La ricerca di un’idea forte di partenza sembra essere la stella polare di Simone Godano, che dopo aver scambiato il corpo, movenze incluse, a Pierfrancesco Favino e Kasia Smutniak, in Moglie e marito, per l’opera seconda, Croce e delizia, continua ad affidarsi a una sceneggiatura di Giulia Steigerwalt proponendo un soggetto, uno spunto di partenza, altrettanto sorprendente. Non sarà fantascientifico, ma sicuramente presentare due uomini fra i cinquanta e i sessanta, nonni o quasi, che si scoprono gay e si innamorano, richiede una buona dose di sospensione d’incredulità. Vengono in soccorso in questo la tipicità del film comico e la bravura della coppia in questione, composta da Tony Castelvecchio (Fabrizio Bentivoglio), sofisticato, molto benestante e un po' sospeso nel suo mondo, e Carlo Petagna (Alessandro Gassmann), senso pratico, vocione alto, estrazione popolare e una grande umanità.
Ancora una coppia e un dualismo, questa volta caratteriale, con i due che sembrano male assortiti, portatori di dosi opposte di croce e delizia.

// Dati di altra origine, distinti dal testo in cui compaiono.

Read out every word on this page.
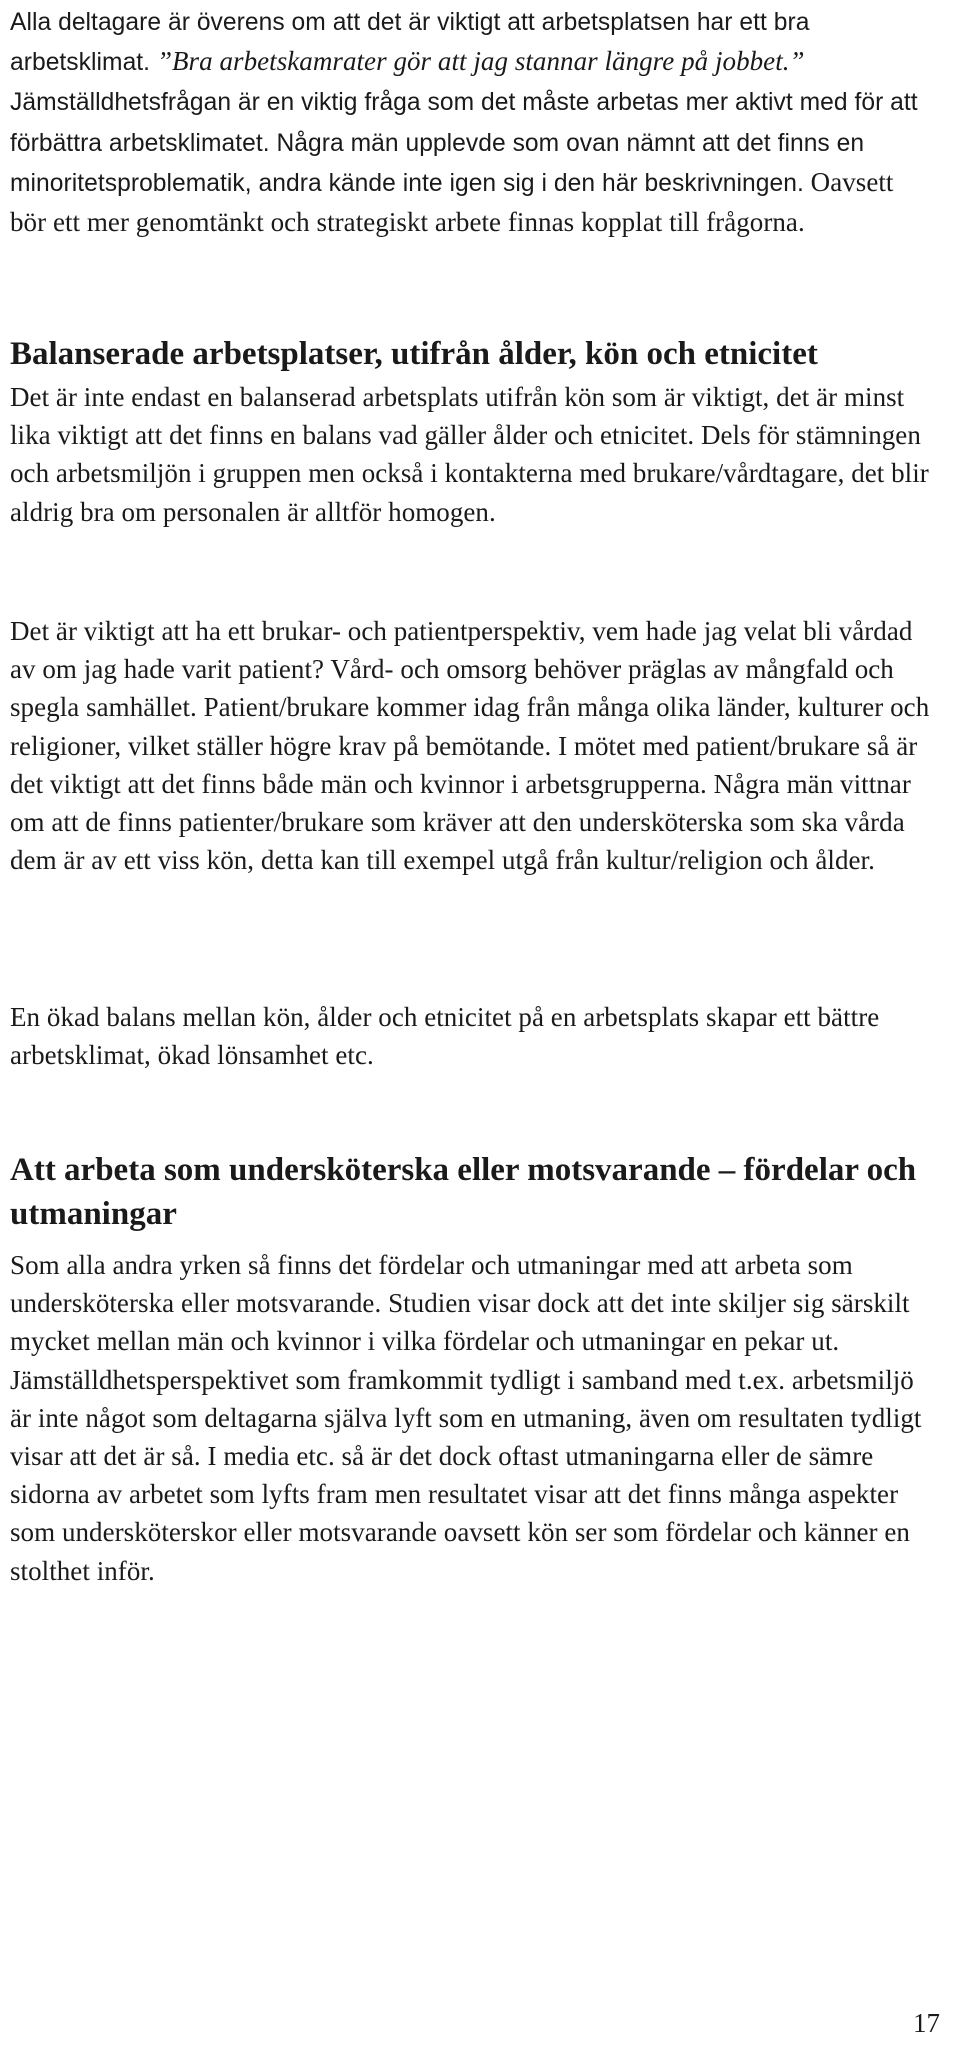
Alla deltagare är överens om att det är viktigt att arbetsplatsen har ett bra arbetsklimat. ”Bra arbetskamrater gör att jag stannar längre på jobbet.” Jämställdhetsfrågan är en viktig fråga som det måste arbetas mer aktivt med för att förbättra arbetsklimatet. Några män upplevde som ovan nämnt att det finns en minoritetsproblematik, andra kände inte igen sig i den här beskrivningen. Oavsett bör ett mer genomtänkt och strategiskt arbete finnas kopplat till frågorna.

Balanserade arbetsplatser, utifrån ålder, kön och etnicitet

Det är inte endast en balanserad arbetsplats utifrån kön som är viktigt, det är minst lika viktigt att det finns en balans vad gäller ålder och etnicitet. Dels för stämningen och arbetsmiljön i gruppen men också i kontakterna med brukare/vårdtagare, det blir aldrig bra om personalen är alltför homogen.

Det är viktigt att ha ett brukar- och patientperspektiv, vem hade jag velat bli vårdad av om jag hade varit patient? Vård- och omsorg behöver präglas av mångfald och spegla samhället. Patient/brukare kommer idag från många olika länder, kulturer och religioner, vilket ställer högre krav på bemötande. I mötet med patient/brukare så är det viktigt att det finns både män och kvinnor i arbetsgrupperna. Några män vittnar om att de finns patienter/brukare som kräver att den undersköterska som ska vårda dem är av ett viss kön, detta kan till exempel utgå från kultur/religion och ålder.

En ökad balans mellan kön, ålder och etnicitet på en arbetsplats skapar ett bättre arbetsklimat, ökad lönsamhet etc.

Att arbeta som undersköterska eller motsvarande – fördelar och utmaningar

Som alla andra yrken så finns det fördelar och utmaningar med att arbeta som undersköterska eller motsvarande. Studien visar dock att det inte skiljer sig särskilt mycket mellan män och kvinnor i vilka fördelar och utmaningar en pekar ut. Jämställdhetsperspektivet som framkommit tydligt i samband med t.ex. arbetsmiljö är inte något som deltagarna själva lyft som en utmaning, även om resultaten tydligt visar att det är så. I media etc. så är det dock oftast utmaningarna eller de sämre sidorna av arbetet som lyfts fram men resultatet visar att det finns många aspekter som undersköterskor eller motsvarande oavsett kön ser som fördelar och känner en stolthet inför.

17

Dopo una breve presentazione dei due microcosmi, che si ritrovano a condividere un’estate in una splendida villa sul mare, il film ci propone il momento chiave, quello in cui Carlo e Tony devono annunciare alle rispettive famiglie la lieta notizia: il loro imminente matrimonio. Il tutto concentrato in una sera, a cena, in cui più o meno casualmente i Petagna e i Castelvecchio si ritrovano nello stesso ristorante. Un’occasione per confrontarsi con un grande classico della nostra commedia, la cena degli opposti con rivelazione cruciale.
Come si può immaginare la reazione dei figli non sarà del tutto entusiasta, almeno da parte dell’irrisolta e timida maestra d’asilo Penelope (Jasmine Trinca) e del figlio di Carlo, Sandro (Filippo Scicchitano). Quest’ultimo ha un banco di pescheria, viene da una famiglia popolare e dai valori tradizionali, quindi in fondo non stupisce troppo la sua reazione spaesata; la progressista Penelope, invece, dimostra un’ostilità che conferma come a parole sia semplice predicare bene, ma sia ben più complesso reagire in maniera illuminata quando si è messi alla prova negli affetti più intimi.

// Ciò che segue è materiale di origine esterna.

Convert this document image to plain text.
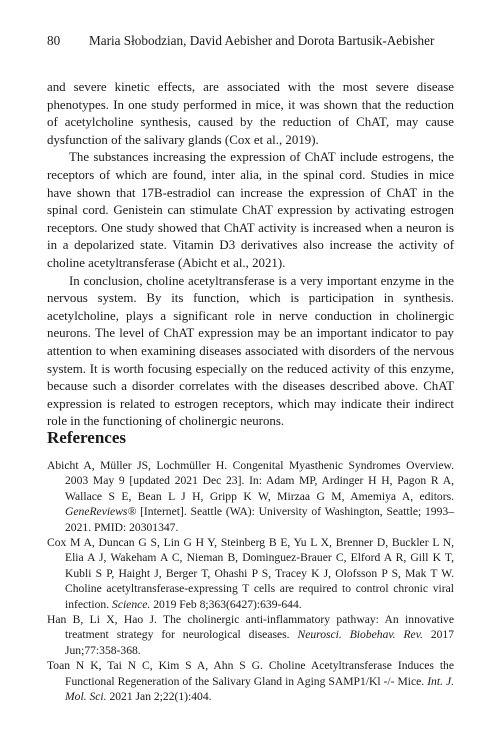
80 Maria Słobodzian, David Aebisher and Dorota Bartusik-Aebisher

and severe kinetic effects, are associated with the most severe disease phenotypes. In one study performed in mice, it was shown that the reduction of acetylcholine synthesis, caused by the reduction of ChAT, may cause dysfunction of the salivary glands (Cox et al., 2019).

The substances increasing the expression of ChAT include estrogens, the receptors of which are found, inter alia, in the spinal cord. Studies in mice have shown that 17B-estradiol can increase the expression of ChAT in the spinal cord. Genistein can stimulate ChAT expression by activating estrogen receptors. One study showed that ChAT activity is increased when a neuron is in a depolarized state. Vitamin D3 derivatives also increase the activity of choline acetyltransferase (Abicht et al., 2021).

In conclusion, choline acetyltransferase is a very important enzyme in the nervous system. By its function, which is participation in synthesis. acetylcholine, plays a significant role in nerve conduction in cholinergic neurons. The level of ChAT expression may be an important indicator to pay attention to when examining diseases associated with disorders of the nervous system. It is worth focusing especially on the reduced activity of this enzyme, because such a disorder correlates with the diseases described above. ChAT expression is related to estrogen receptors, which may indicate their indirect role in the functioning of cholinergic neurons.

References

Abicht A, Müller JS, Lochmüller H. Congenital Myasthenic Syndromes Overview. 2003 May 9 [updated 2021 Dec 23]. In: Adam MP, Ardinger H H, Pagon R A, Wallace S E, Bean L J H, Gripp K W, Mirzaa G M, Amemiya A, editors. GeneReviews® [Internet]. Seattle (WA): University of Washington, Seattle; 1993–2021. PMID: 20301347.

Cox M A, Duncan G S, Lin G H Y, Steinberg B E, Yu L X, Brenner D, Buckler L N, Elia A J, Wakeham A C, Nieman B, Dominguez-Brauer C, Elford A R, Gill K T, Kubli S P, Haight J, Berger T, Ohashi P S, Tracey K J, Olofsson P S, Mak T W. Choline acetyltransferase-expressing T cells are required to control chronic viral infection. Science. 2019 Feb 8;363(6427):639-644.

Han B, Li X, Hao J. The cholinergic anti-inflammatory pathway: An innovative treatment strategy for neurological diseases. Neurosci. Biobehav. Rev. 2017 Jun;77:358-368.

Toan N K, Tai N C, Kim S A, Ahn S G. Choline Acetyltransferase Induces the Functional Regeneration of the Salivary Gland in Aging SAMP1/Kl -/- Mice. Int. J. Mol. Sci. 2021 Jan 2;22(1):404.
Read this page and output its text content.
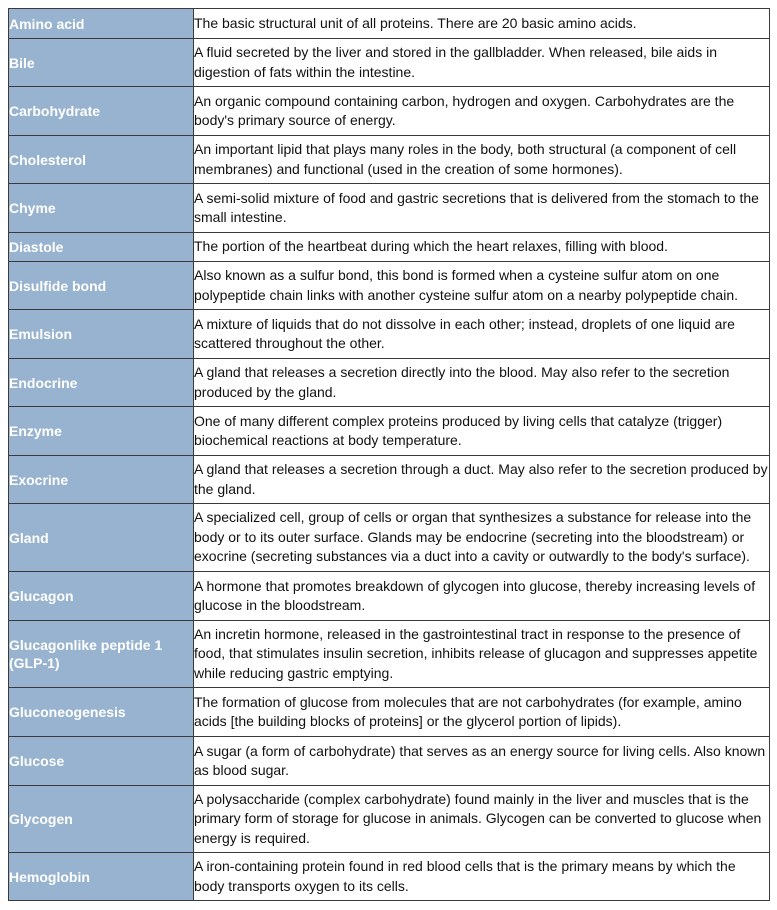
Amino acid	The basic structural unit of all proteins. There are 20 basic amino acids.
Bile	A fluid secreted by the liver and stored in the gallbladder. When released, bile aids in digestion of fats within the intestine.
Carbohydrate	An organic compound containing carbon, hydrogen and oxygen. Carbohydrates are the body's primary source of energy.
Cholesterol	An important lipid that plays many roles in the body, both structural (a component of cell membranes) and functional (used in the creation of some hormones).
Chyme	A semi-solid mixture of food and gastric secretions that is delivered from the stomach to the small intestine.
Diastole	The portion of the heartbeat during which the heart relaxes, filling with blood.
Disulfide bond	Also known as a sulfur bond, this bond is formed when a cysteine sulfur atom on one polypeptide chain links with another cysteine sulfur atom on a nearby polypeptide chain.
Emulsion	A mixture of liquids that do not dissolve in each other; instead, droplets of one liquid are scattered throughout the other.
Endocrine	A gland that releases a secretion directly into the blood. May also refer to the secretion produced by the gland.
Enzyme	One of many different complex proteins produced by living cells that catalyze (trigger) biochemical reactions at body temperature.
Exocrine	A gland that releases a secretion through a duct. May also refer to the secretion produced by the gland.
Gland	A specialized cell, group of cells or organ that synthesizes a substance for release into the body or to its outer surface. Glands may be endocrine (secreting into the bloodstream) or exocrine (secreting substances via a duct into a cavity or outwardly to the body's surface).
Glucagon	A hormone that promotes breakdown of glycogen into glucose, thereby increasing levels of glucose in the bloodstream.
Glucagonlike peptide 1 (GLP-1)	An incretin hormone, released in the gastrointestinal tract in response to the presence of food, that stimulates insulin secretion, inhibits release of glucagon and suppresses appetite while reducing gastric emptying.
Gluconeogenesis	The formation of glucose from molecules that are not carbohydrates (for example, amino acids [the building blocks of proteins] or the glycerol portion of lipids).
Glucose	A sugar (a form of carbohydrate) that serves as an energy source for living cells. Also known as blood sugar.
Glycogen	A polysaccharide (complex carbohydrate) found mainly in the liver and muscles that is the primary form of storage for glucose in animals. Glycogen can be converted to glucose when energy is required.
Hemoglobin	A iron-containing protein found in red blood cells that is the primary means by which the body transports oxygen to its cells.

Addirittura i due uniranno le forze creando un’alleanza, perché questo matrimonio “non s’ha da fare”. La prima parte è quella che cavalca l’assunto da film comico, ma anche la meno interessante di un film che funziona meglio quando si scopre commedia di personaggi, più che di situazioni, in cui l’innamoramento dei pater familias - seconda (o terza) possibilità che si concedono per essere felici - innesca una deflagrazione interna dei mostri familiari, dopo decenni di incomprensioni e piccoli grandi rancori sopiti.

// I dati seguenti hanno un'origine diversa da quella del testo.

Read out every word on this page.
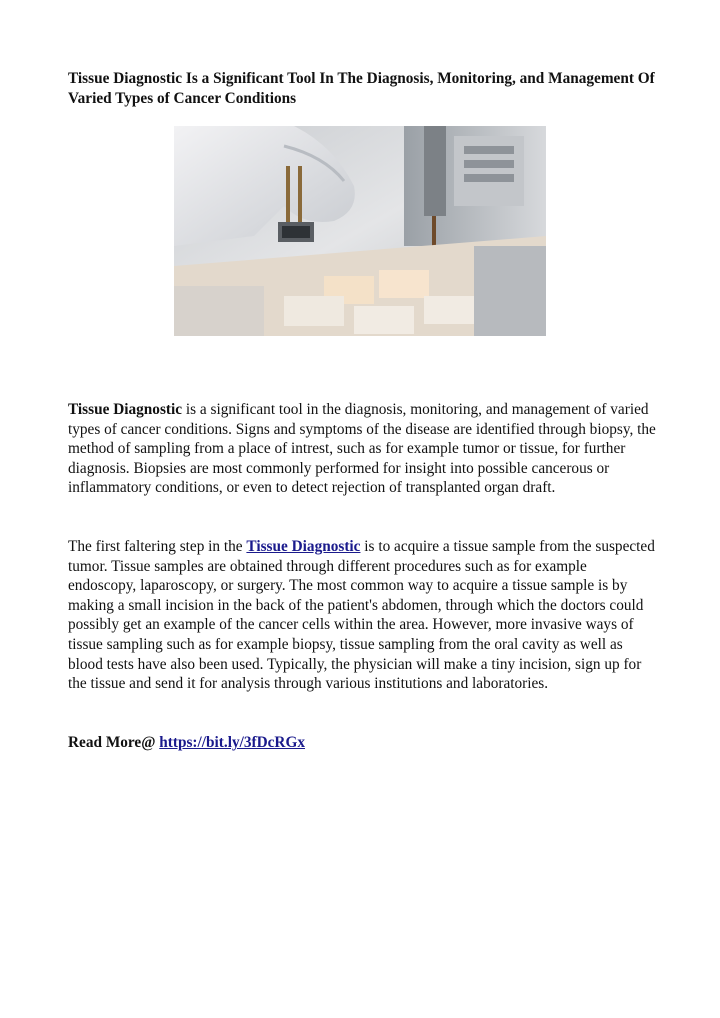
Tissue Diagnostic Is a Significant Tool In The Diagnosis, Monitoring, and Management Of Varied Types of Cancer Conditions

Tissue Diagnostic is a significant tool in the diagnosis, monitoring, and management of varied types of cancer conditions. Signs and symptoms of the disease are identified through biopsy, the method of sampling from a place of intrest, such as for example tumor or tissue, for further diagnosis. Biopsies are most commonly performed for insight into possible cancerous or inflammatory conditions, or even to detect rejection of transplanted organ draft.

The first faltering step in the Tissue Diagnostic is to acquire a tissue sample from the suspected tumor. Tissue samples are obtained through different procedures such as for example endoscopy, laparoscopy, or surgery. The most common way to acquire a tissue sample is by making a small incision in the back of the patient's abdomen, through which the doctors could possibly get an example of the cancer cells within the area. However, more invasive ways of tissue sampling such as for example biopsy, tissue sampling from the oral cavity as well as blood tests have also been used. Typically, the physician will make a tiny incision, sign up for the tissue and send it for analysis through various institutions and laboratories.

Read More@ https://bit.ly/3fDcRGx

Un confronto che ribalta i tradizionali ruoli generazionali: non sono i figli a sottoporsi al giudizio dei genitori, ma il contrario, sono i più grandicelli che rivendicano la possibilità di formarsi una nuova famiglia, o quantomeno allargata, senza rinnegare quella precedente. Croce e delizia racconta con leggerezza come guardare all’altro con apertura sia la chiave della convivenza, in ogni ambito. Lo dimostra il rapporto più convincente del film, quello fra Alessandro Gassmann e Jasmine Trinca - in convincente e speriamo non episodica 'fuitina' nella commedia -, in cui basta l’apertura di una piccola breccia per stimolare la curiosità reciproca, la voglia di conoscersi, alla scoperta delle proprie grandi differenze. Accettare l’altro per quello che è, senza prendersi troppo sul serio, perché potrebbe nascondere una bella sorpresa.